O conceito de religião civil aparece no oitavo capítulo do livro IV em Do Contrato Social (1762), de Jean-Jacques Rousseau. Trata-se de um credo mínimo a ser professado pelos cidadãos do Estado instituído de acordo com o pacto civil descrito por Rousseau. A religião civil é também denominada, pelo próprio autor, "profissão de fé puramente civil".[1]

Dogmas[editar | editar código-fonte]

Os dogmas da religião civil são enunciados da seguinte maneira: "A existência da divindade poderosa, inteligente, benfazeja, previdente e provisora; a vida futura; a felicidade dos justos; o castigo dos maus; a santidade do contrato social e das leis - eis os dogmas positivos. Quanto aos dogmas negativos, limito-os a um só: a intolerância, que pertence aos cultos que excluímos."[2]

Na Carta de Rousseau a Voltaire sobre a Providência, de 1756, um embrião desse conceito aparece quando Rousseau lança a hipótese do "catecismo do cidadão", que seria um código moral constituído por máximas comuns a todos os credos conhecidos.

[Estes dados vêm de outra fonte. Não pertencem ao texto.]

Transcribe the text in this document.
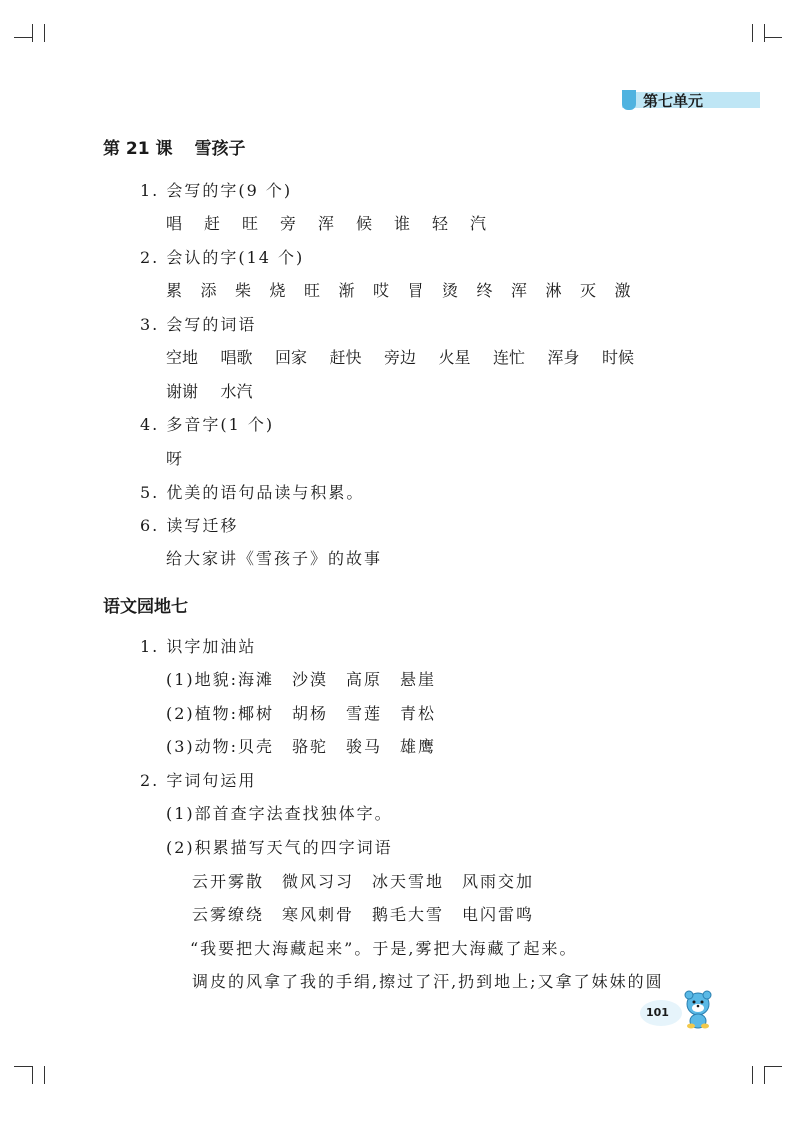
第七单元
第 21 课 雪孩子
1. 会写的字(9 个)
唱 赶 旺 旁 浑 候 谁 轻 汽
2. 会认的字(14 个)
累 添 柴 烧 旺 渐 哎 冒 烫 终 浑 淋 灭 激
3. 会写的词语
空地 唱歌 回家 赶快 旁边 火星 连忙 浑身 时候
谢谢 水汽
4. 多音字(1 个)
呀
5. 优美的语句品读与积累。
6. 读写迁移
给大家讲《雪孩子》的故事
语文园地七
1. 识字加油站
(1)地貌:海滩　沙漠　高原　悬崖
(2)植物:椰树　胡杨　雪莲　青松
(3)动物:贝壳　骆驼　骏马　雄鹰
2. 字词句运用
(1)部首查字法查找独体字。
(2)积累描写天气的四字词语
云开雾散　微风习习　冰天雪地　风雨交加
云雾缭绕　寒风刺骨　鹅毛大雪　电闪雷鸣
“我要把大海藏起来”。于是,雾把大海藏了起来。
调皮的风拿了我的手绢,擦过了汗,扔到地上;又拿了妹妹的圆
101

Em sua versão definitiva da religião civil, no Contrato Social, Rousseau acrescenta um dogma de política: o da santidade do contrato e das leis.

Contudo, Rousseau distingue esses dogmas dos dogmas das religiões em geral, pois para ele trata-se de "sentimentos de sociabilidade", sem os quais "é impossível ser bom cidadão ou súdito fiel".[2]

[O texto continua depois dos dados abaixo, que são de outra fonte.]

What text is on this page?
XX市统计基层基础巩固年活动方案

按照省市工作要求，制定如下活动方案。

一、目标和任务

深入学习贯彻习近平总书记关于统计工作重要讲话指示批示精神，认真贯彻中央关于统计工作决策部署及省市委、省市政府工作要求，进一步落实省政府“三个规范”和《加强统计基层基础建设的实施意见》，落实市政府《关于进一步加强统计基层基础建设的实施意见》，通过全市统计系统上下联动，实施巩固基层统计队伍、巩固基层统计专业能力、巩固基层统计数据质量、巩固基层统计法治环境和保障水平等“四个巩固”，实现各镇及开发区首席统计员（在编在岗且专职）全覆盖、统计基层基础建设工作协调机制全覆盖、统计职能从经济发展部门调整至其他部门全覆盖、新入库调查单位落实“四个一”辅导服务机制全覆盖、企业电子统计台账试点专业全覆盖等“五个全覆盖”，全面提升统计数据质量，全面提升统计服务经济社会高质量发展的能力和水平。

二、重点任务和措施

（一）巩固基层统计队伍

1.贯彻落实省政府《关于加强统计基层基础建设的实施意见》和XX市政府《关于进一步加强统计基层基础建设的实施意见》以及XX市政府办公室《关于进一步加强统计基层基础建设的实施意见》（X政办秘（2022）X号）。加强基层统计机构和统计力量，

Função[editar | editar código-fonte]

A religião civil não é uma religião propriamente dita, pois não possui templos nem estrutura de poder. Ela é um corpo doutrinário comum às religiões históricas e tem por fim viabilizar a coexistência pacífica entre crentes de diversas opiniões teológicas no Estado.

Como afirma Rousseau, "importa ao Estado que cada cidadão tenha uma religião que o faça amar seus deveres; os dogmas dessa religião, porém, não interessam nem ao Estado nem a seus membros, a não ser enquanto se ligam à moral e aos deveres que aquele que a professa é obrigado a obedecer em relação a outrem".[3]

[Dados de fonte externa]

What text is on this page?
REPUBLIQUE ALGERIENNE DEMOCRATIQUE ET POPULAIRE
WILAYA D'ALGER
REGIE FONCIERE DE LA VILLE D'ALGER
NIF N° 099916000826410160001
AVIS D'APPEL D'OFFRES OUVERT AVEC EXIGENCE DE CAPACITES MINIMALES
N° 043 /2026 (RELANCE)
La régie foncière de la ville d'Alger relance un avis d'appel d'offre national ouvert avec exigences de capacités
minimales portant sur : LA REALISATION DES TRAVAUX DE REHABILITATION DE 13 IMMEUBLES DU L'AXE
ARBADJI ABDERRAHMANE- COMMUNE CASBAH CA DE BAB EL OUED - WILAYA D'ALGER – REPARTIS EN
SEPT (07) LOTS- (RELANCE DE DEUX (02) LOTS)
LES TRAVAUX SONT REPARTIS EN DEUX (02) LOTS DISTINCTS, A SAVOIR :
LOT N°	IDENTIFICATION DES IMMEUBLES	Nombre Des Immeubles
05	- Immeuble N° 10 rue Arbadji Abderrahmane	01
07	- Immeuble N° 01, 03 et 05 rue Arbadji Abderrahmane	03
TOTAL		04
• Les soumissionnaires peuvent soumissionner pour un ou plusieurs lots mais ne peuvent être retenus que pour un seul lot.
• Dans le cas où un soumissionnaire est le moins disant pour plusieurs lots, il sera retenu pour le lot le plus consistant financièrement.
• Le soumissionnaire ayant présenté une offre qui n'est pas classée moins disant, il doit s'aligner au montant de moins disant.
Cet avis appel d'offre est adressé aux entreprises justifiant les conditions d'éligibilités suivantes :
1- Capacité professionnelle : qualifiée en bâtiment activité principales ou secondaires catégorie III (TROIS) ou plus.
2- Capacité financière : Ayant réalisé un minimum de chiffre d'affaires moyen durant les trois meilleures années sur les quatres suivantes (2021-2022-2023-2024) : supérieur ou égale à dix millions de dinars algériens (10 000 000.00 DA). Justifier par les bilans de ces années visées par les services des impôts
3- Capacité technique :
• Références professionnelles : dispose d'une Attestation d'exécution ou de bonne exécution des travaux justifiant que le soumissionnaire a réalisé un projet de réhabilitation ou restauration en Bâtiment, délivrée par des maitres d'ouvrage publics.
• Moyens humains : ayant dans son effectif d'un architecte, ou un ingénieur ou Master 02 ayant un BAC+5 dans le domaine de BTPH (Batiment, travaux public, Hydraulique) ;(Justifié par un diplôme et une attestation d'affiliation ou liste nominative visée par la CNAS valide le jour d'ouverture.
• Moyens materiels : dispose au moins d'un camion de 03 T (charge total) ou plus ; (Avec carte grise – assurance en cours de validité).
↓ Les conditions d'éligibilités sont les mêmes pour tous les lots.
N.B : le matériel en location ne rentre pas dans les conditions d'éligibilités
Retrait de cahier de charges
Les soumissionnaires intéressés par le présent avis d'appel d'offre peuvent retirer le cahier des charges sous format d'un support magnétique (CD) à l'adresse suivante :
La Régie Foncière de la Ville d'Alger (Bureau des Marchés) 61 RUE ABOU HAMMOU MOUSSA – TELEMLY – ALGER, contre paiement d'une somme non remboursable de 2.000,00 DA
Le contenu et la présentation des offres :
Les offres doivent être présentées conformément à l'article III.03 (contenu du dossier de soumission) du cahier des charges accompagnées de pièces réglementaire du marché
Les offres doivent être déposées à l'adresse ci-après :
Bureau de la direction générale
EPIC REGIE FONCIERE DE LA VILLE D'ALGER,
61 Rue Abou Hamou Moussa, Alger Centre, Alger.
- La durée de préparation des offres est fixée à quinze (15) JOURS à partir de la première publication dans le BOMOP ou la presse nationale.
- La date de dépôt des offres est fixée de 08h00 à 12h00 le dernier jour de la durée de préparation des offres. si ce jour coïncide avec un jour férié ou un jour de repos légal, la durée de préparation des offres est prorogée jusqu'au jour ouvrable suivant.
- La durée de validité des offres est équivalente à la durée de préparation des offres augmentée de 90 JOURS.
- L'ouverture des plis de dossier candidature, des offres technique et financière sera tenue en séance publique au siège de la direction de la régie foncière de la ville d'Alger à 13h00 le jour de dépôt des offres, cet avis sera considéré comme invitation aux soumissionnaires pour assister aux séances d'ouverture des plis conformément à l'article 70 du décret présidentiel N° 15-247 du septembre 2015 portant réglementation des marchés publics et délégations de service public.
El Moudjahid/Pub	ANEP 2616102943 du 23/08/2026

Ao mesmo tempo, a religião civil assegura a adesão dos cidadãos ao pacto valendo-se do fato de todo o povo ser movido por sentimentos religiosos. E tudo se passa como se, da própria doença (a credulidade em um Estado puramente civil) Rousseau extraísse esse remédio chamado "religião civil" para manter vivo o corpo político.

Estrutura[editar | editar código-fonte]

Rousseau define o conceito de religião civil com base na comparação entre dois tipos de religião: a "religião do homem" e a "religião do cidadão". São dois modelos teóricos que se combinam para dar à luz a religião civil, que também é uma abstração, e não uma religião histórica.

(T1) Religião do homem[editar | editar código-fonte]

A religião do homem, que diz respeito à sociedade geral (i.e., a humanidade, para além dos Estados-nação), tem a vantagem de reunir todos os homens, levando-os a se respeitarem uns aos outros como irmãos. No entanto, ela tem o defeito de fazer com que os indivíduos se preocupem menos com a pátria terrena do que com a pátria celestial, de tal maneira que os seus seguidores dificilmente encontram-se dispostos a morrer por seu país: essa religião não tem "nenhuma relação particular com o corpo político", e "longe de ligar os corações dos cidadãos ao Estado, desprende-os, como de todas as coisas da terra".[4]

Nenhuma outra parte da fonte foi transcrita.